Peter McArdle

Personal information
- Full name: Peter McArdle
- Date of birth: 8 April 1914
- Place of birth: Durham, England
- Date of death: 1979 (aged 64–65)
- Height: 5 ft 9 in (1.75 m)
- Position: Outside left

Senior career*
- Years: Team / Apps / (Gls)
- Trimdon Grange Colliery
- Durham City
- 1933–1934: Stoke City / 7 / (1)
- 1935: Exeter City / 9 / (1)
- 1936: Carlisle United / 27 / (12)
- 1936–1937: Barnsley / 16 / (3)
- 1937: Stockport County / 4 / (0)
- 1938: Gateshead / 20 / (5)
- 1939: Crewe Alexandra / 0 / (0)
- Total:  / 83 / (22)

= Peter McArdle (footballer) =

English footballer (1914–1979)

Peter McArdle (8 April 1914 – 1979) was an English footballer who played in the Football League for Barnsley, Carlisle United, Exeter City, Gateshead, Stockport County and Stoke City.

==Career==
McArdle was born in Durham and started playing football for local clubs Trimdon Grange Colliery and former league club Durham City.
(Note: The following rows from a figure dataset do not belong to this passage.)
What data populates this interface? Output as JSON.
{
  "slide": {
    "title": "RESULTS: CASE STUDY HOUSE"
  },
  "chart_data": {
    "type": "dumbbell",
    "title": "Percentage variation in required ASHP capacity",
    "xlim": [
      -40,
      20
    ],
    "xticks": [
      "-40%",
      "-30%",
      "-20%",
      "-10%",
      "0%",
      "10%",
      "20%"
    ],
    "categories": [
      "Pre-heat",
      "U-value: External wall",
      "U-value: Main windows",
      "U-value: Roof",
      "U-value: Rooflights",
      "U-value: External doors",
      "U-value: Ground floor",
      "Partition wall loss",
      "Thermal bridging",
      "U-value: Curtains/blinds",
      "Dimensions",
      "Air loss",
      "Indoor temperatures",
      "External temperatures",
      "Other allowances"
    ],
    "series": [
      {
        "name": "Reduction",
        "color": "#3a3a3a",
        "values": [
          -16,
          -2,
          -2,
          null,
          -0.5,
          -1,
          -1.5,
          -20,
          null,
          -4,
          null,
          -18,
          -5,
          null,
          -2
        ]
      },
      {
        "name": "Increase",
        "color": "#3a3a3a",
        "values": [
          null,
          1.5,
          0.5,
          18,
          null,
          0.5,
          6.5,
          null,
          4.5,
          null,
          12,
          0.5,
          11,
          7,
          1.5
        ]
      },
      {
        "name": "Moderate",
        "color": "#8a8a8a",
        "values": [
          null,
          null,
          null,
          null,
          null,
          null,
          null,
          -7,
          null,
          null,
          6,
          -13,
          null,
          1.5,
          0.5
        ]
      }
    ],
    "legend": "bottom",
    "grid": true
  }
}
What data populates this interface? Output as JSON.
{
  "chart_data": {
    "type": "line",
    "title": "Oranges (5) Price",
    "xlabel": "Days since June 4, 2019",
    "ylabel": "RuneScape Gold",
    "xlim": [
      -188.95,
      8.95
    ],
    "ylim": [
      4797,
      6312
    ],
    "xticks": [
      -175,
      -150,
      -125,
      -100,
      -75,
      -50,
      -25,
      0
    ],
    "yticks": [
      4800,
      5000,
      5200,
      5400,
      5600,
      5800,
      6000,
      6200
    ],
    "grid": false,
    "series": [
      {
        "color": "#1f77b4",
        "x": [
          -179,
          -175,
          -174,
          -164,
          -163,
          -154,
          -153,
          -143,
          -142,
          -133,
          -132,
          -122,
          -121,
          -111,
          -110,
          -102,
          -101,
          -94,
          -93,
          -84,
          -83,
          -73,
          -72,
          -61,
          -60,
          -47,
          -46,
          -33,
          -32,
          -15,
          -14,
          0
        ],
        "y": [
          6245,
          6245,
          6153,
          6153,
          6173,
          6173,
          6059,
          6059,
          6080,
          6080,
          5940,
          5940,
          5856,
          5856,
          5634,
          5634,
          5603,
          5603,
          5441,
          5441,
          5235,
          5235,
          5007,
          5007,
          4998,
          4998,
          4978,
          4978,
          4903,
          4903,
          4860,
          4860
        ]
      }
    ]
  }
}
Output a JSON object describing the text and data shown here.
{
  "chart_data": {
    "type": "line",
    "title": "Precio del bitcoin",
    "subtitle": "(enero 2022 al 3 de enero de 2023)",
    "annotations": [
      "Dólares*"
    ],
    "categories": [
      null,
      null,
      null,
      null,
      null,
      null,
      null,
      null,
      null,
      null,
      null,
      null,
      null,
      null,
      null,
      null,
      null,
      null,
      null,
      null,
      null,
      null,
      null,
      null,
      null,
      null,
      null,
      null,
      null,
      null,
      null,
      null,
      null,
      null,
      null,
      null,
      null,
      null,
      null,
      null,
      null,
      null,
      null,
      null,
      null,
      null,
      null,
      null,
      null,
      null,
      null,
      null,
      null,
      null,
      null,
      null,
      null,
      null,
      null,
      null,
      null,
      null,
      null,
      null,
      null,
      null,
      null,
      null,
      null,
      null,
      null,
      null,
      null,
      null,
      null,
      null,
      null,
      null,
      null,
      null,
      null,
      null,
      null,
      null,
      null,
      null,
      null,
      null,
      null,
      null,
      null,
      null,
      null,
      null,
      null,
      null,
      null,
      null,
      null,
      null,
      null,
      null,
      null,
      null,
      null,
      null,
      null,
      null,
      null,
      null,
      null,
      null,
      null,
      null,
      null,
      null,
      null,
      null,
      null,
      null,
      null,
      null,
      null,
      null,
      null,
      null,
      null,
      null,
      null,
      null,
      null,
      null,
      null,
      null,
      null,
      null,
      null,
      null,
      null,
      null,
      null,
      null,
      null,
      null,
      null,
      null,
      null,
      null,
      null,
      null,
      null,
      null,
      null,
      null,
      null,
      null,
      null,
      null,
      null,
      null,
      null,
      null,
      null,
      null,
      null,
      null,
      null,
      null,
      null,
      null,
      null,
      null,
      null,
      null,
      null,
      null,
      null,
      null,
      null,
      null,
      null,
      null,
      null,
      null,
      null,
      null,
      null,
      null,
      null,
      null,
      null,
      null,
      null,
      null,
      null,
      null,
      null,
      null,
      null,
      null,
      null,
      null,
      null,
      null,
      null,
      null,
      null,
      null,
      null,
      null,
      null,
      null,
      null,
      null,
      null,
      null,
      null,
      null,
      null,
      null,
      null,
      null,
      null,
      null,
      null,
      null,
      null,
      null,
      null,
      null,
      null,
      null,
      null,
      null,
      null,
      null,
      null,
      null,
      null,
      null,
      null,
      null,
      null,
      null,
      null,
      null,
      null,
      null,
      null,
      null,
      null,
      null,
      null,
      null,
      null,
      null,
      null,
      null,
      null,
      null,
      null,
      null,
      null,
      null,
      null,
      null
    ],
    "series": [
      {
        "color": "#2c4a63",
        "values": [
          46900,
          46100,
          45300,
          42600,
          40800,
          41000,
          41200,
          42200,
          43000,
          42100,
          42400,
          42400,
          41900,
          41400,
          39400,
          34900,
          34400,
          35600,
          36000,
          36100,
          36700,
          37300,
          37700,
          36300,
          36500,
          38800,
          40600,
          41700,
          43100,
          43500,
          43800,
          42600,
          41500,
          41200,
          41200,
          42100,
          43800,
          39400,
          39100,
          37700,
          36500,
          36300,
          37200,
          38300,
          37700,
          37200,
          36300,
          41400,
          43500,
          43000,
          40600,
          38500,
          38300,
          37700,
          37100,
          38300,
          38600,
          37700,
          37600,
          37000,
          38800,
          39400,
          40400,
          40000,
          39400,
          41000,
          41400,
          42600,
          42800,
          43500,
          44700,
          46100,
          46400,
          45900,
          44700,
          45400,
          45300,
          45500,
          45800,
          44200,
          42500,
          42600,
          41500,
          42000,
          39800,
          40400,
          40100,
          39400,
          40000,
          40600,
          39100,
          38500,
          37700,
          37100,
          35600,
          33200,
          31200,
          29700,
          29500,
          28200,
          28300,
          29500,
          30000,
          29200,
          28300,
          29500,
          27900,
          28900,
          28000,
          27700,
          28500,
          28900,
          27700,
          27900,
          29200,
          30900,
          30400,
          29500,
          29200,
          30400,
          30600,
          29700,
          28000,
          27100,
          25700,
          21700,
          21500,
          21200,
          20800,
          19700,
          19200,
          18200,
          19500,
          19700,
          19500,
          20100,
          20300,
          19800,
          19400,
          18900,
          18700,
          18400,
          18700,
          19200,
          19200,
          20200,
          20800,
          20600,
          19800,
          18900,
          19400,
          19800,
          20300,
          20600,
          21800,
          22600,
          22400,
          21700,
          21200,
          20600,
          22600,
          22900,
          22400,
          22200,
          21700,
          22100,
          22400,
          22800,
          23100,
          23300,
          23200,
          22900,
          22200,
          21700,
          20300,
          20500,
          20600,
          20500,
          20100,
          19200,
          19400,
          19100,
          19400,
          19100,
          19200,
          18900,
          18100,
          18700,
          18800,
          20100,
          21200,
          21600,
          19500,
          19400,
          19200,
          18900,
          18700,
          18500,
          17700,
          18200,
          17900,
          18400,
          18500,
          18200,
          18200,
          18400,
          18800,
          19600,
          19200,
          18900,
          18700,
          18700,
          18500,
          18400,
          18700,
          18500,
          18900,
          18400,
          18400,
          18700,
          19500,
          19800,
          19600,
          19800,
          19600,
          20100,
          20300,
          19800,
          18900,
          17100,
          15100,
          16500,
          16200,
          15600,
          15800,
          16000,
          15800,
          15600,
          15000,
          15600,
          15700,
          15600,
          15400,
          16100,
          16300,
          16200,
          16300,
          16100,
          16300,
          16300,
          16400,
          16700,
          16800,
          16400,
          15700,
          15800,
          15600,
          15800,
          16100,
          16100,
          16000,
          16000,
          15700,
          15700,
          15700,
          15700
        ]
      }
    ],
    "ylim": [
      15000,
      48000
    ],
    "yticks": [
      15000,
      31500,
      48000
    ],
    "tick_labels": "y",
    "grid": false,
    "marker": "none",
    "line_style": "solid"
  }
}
In 1933 he joined Stoke City as back up for England international winger Joe Johnson. Johnson was injured for six matches during the 1933–34 season and McArdle took his place and scored once against Newcastle United. When Johnson recovered from his injury he took back his place in the side and McArdle dropped back into the reserves. He made just one more appearance for Stoke which came in the 1934–35 season before leaving for regular football in November 1935 joining Exeter City. He soon moved back north to Carlisle United and went on to play for Barnsley, Stockport County, Gateshead and finally Crewe Alexandra.

==Career statistics==

Appearances and goals by club, season and competition
| Club | Season | League |  |  | FA Cup |  | Other^{[A]} |  | Total |  |
| Division | Apps | Goals | Apps | Goals | Apps | Goals | Apps | Goals |
| Stoke City | 1933–34 | First Division | 6 | 1 | 0 | 0 | – |  | 6 | 1 |
| 1934–35 | First Division | 1 | 0 | 0 | 0 | – |  | 1 | 0 |
| Exeter City | 1935–36 | Third Division South | 9 | 1 | 0 | 0 | 1 | 0 | 10 | 1 |
| Carlisle United | 1935–36 | Third Division North | 27 | 12 | 3 | 3 | 2 | 4 | 32 | 19 |
| Barnsley | 1936–37 | Second Division | 9 | 3 | 0 | 0 | 0 | 0 | 9 | 3 |
| 1937–38 | Second Division | 7 | 0 | 0 | 0 | 0 | 0 | 7 | 0 |
| Stockport County | 1937–38 | Second Division | 4 | 0 | 0 | 0 | 0 | 0 | 4 | 0 |
| Gateshead | 1938–39 | Third Division North | 20 | 5 | 0 | 0 | 3 | 0 | 23 | 5 |
| Career total |  |  | 83 | 22 | 3 | 3 | 6 | 4 | 92 | 29 |

A. The "Other" column constitutes appearances and goals in the Football League Third Division North Cup and Football League Third Division South Cup.